Physical Address
304 North Cardinal St.
Dorchester Center, MA 02124
Physical Address
304 North Cardinal St.
Dorchester Center, MA 02124
Researchers have discovered a new AI “Scale Law”? That is Some noise on social media Suggests – but experts are skeptical.
Describe how AI scale laws, a slightly informal concept, the performance of the performance of AI models, the size of the data used for their cultivation and the size of calculation sources. About a year ago, “Pre-preparation” – constantly educating larger models on a larger data – at least, at least the reason for the fact that AI laboratories were a dominant law.
There was no preparation in advance, but two additional scale laws, post-education measurements and Test time scaleappeared to complete it. The test-training scale adjusts the behavior of a model, testing time scale is a test-time scale to apply more calculation to make more computation – IE running models – “Information” management (see: Models) R1).
Recently Google and UC Berkeley researchers a paper Some commentators described the online fourth law: “Search-time search”.

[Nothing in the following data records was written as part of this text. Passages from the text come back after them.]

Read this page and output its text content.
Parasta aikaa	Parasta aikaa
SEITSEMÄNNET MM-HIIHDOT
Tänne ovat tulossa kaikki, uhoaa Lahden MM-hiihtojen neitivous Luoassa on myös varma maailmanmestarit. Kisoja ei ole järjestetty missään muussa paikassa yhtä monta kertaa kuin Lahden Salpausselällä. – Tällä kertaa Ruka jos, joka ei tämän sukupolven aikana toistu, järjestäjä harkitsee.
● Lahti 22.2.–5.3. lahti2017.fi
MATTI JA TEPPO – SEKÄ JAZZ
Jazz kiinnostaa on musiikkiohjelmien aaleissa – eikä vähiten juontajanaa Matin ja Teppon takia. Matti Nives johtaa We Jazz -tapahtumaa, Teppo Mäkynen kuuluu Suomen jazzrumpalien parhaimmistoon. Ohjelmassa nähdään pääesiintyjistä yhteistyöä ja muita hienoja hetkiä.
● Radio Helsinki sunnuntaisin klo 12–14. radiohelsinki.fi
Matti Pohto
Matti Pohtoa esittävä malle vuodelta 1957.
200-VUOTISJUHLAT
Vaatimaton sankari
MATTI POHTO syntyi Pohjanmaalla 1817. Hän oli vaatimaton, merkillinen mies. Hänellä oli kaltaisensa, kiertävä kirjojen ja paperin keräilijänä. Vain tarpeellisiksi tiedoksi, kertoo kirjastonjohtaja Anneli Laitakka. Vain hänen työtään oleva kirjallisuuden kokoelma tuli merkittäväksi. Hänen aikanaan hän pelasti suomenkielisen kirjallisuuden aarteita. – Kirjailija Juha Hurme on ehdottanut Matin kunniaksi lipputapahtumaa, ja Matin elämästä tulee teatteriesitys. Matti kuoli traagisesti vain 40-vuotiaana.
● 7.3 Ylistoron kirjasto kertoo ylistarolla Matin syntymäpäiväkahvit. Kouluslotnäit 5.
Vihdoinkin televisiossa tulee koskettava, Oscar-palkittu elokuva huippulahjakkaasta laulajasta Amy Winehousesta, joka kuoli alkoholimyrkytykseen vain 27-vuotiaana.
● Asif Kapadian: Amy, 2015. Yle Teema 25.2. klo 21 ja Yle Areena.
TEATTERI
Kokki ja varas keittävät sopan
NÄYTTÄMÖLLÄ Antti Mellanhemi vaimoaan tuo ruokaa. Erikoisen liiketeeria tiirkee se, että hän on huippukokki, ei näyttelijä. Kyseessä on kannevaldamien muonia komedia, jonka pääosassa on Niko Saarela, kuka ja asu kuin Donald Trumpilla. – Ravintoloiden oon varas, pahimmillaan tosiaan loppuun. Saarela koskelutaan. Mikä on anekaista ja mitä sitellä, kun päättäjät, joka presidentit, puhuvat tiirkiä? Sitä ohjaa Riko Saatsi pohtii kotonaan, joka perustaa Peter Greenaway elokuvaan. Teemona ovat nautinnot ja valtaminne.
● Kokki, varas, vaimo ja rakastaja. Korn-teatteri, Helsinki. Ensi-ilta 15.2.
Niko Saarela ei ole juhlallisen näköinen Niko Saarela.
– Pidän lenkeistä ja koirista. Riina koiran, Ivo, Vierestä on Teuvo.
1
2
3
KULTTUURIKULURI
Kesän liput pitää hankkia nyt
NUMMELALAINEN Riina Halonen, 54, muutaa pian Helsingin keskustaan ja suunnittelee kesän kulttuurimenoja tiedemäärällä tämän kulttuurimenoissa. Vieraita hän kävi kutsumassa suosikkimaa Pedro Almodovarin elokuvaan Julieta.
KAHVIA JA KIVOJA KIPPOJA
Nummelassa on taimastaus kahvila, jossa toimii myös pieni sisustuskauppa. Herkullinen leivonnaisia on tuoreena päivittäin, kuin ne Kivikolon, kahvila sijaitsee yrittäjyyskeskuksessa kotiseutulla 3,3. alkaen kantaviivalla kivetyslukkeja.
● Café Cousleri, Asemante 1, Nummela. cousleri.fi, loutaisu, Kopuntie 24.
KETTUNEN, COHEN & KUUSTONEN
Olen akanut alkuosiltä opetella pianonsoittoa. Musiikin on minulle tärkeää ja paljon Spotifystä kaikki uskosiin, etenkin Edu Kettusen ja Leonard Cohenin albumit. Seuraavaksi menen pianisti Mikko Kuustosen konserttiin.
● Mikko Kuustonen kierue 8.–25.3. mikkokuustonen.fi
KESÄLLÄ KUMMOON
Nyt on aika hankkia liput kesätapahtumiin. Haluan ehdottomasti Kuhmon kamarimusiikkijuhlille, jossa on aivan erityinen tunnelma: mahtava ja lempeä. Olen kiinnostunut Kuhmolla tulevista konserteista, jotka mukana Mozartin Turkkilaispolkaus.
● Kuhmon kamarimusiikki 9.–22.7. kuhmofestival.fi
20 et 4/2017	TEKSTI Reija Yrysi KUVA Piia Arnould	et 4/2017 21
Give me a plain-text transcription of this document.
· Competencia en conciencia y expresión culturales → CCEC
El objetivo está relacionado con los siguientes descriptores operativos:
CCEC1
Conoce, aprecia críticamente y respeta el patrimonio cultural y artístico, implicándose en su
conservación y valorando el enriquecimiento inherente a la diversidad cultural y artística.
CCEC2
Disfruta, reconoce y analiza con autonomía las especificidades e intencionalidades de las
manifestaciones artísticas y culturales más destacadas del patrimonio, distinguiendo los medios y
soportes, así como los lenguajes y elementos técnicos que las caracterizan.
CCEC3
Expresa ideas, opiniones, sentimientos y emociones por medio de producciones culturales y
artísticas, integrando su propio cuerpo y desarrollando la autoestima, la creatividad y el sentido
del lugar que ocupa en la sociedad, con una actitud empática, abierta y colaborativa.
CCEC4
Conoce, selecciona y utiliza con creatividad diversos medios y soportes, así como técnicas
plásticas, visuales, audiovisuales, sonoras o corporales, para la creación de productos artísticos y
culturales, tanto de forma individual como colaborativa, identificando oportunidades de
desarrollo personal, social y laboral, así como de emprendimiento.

The result-time search creates a model of a model, parallel creates many possible answers and then select the “best” of the gang. Researchers claim that one year of a year can increase performance Google’s Twins 1.5 ProTo a level that exceeds Openai O1-preview “Justification” model for science and math criteria.
Our paper focuses on this search arrow and its scale trends. For example, random answers and self-affirmation, twins 1.5 (ancient early 2024 models are approaching in advance and approaches. This is without the truth of Finetuning, RL or ground truth. pic.twitter.com/hb5fo7ifnh
– Eric Zhao (@ ericzhao28) March 17, 2025
“(B) Y, only 200 answers and self-affirmation, Gemini 1.5 – ancient Early 2024 model – O1, and approaches” Messages series in X. “Spell, checking the peculiarity, you will be able to choose a proper solution, and the solutions would expect the solutions to be larger, but the opposite is!”
Several experts may not be surprising, and the failure of this may not be useful in many scenarios.
Matthew, the EU researcher and associate professor of the University of Alberta, TechCrunch, when approaching is a good “evaluation function”, it was reported that the best answer could be easily identified. But most of the questions are cut and dry.
“(I) f cannot write the code to determine what we want, we cannot use (result-in-time).” “We cannot do this for something like common language interaction (…) Generally a great approach to solving most problems.”
A researcher Mike Cook with London’s specialization in the EU has agreed with the assessment of the Genter of London, and stressed the gap between the “regulation” in the AI part of our word and our thinking processes.
“(Subsequent time searching) does not lift the model’s justification process,” he said. “(I) t, if your model is wrong, a way of being a very thin-supported error (…) a way of a tender technology is a way of a tender technology that will make it easier for 200 attempts to check these errors.”
This infertility may be confident that there are restrictions on the “thinking” model “thinking” to an AI industry “thinking” to a scale of “thinking” to an EI industry. As co-authors of the paper note, it can collect justification models today Thousands of dollars calculating in a single math problem.
As can be seen, the search for new scale methods will continue.